Lo que sorprende no es que haya fallado un plan de descentralización al que nunca se le vio pies ni cabeza, ni se realizó con seriedad y mucho menos con voluntad política y presupuestal real; lo más paradójico y negativo es que el gobierno que ofreció descentralizar la vida pública y administrativa, terminó convirtiéndose en el más centralista y antifederalista.
No sólo porque el Presidente volvió a concentrar muchas funciones y poder que les fue quitando a los estados, como en su programa del IMSS-Bienestar, que le dio al traste a los avances de los Sistemas de Salud de los estados, sino porque eliminó el Seguro Popular, que repartía recursos a las entidades los fideicomisos de apoyo a los estados y municipios en materia de seguridad, para concentrarlo todo en el Ejército y su inservible Guardia Nacional, sino porque además pocos presidentes trataron con tanto desdén y prepotencia a los gobernadores estatales, a los que siempre vio como sus empleados y lacayos, en el caso de los 22 mandatarios morenistas, a los que obliga a venir con un chasquido de dedos cada que se le antoja al Palacio Nacional para tratar incluso temas partidistas, mientras que a los de la oposición se dedicó a cortejarlos y cooptarlos políticamente con embajadas y consulados, a cambio de que traicionaran a sus partidos y le cedieran el poder a su nuevo partido de Estado.

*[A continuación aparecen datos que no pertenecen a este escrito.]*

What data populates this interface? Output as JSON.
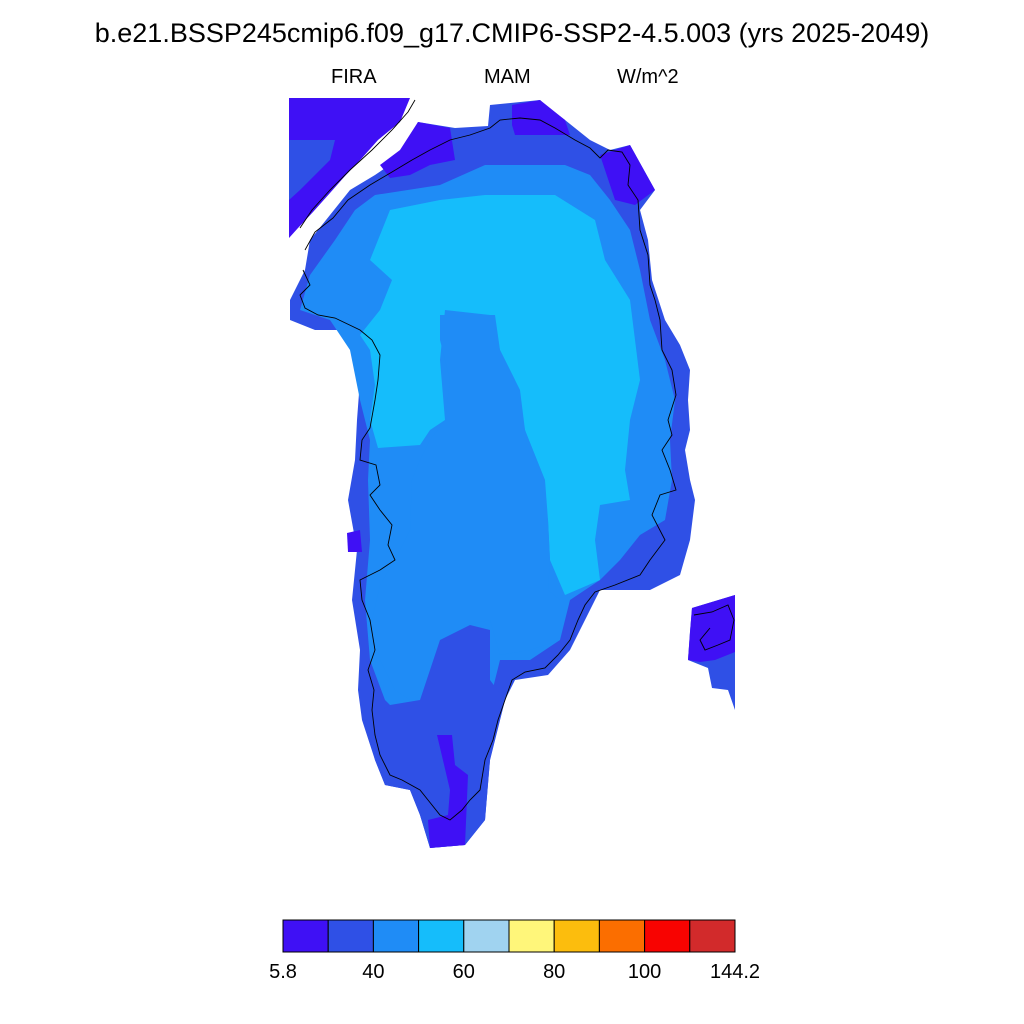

Con Andrés Manuel López Obrador la República se volvió mucho más centralista, porque todo lo decidía el Presidente desde su Palacio, como en las épocas del viejo PRI y a los estados los sometió y los subordinó a sus caprichos, premiando a los gobernadores que se le hincaban y castigando presupuestalmente a los mandatarios estatales que se atrevieron a intentar rebelársele al Centro invocando el federalismo, como ocurrió con todos los que impulsaron la fallida Alianza Federalista, que les costó a varios de ellos hasta persecución y cárcel. En eso también retrocedimos en este sexenio… Ruedan los dados. Acecha la Serpiente.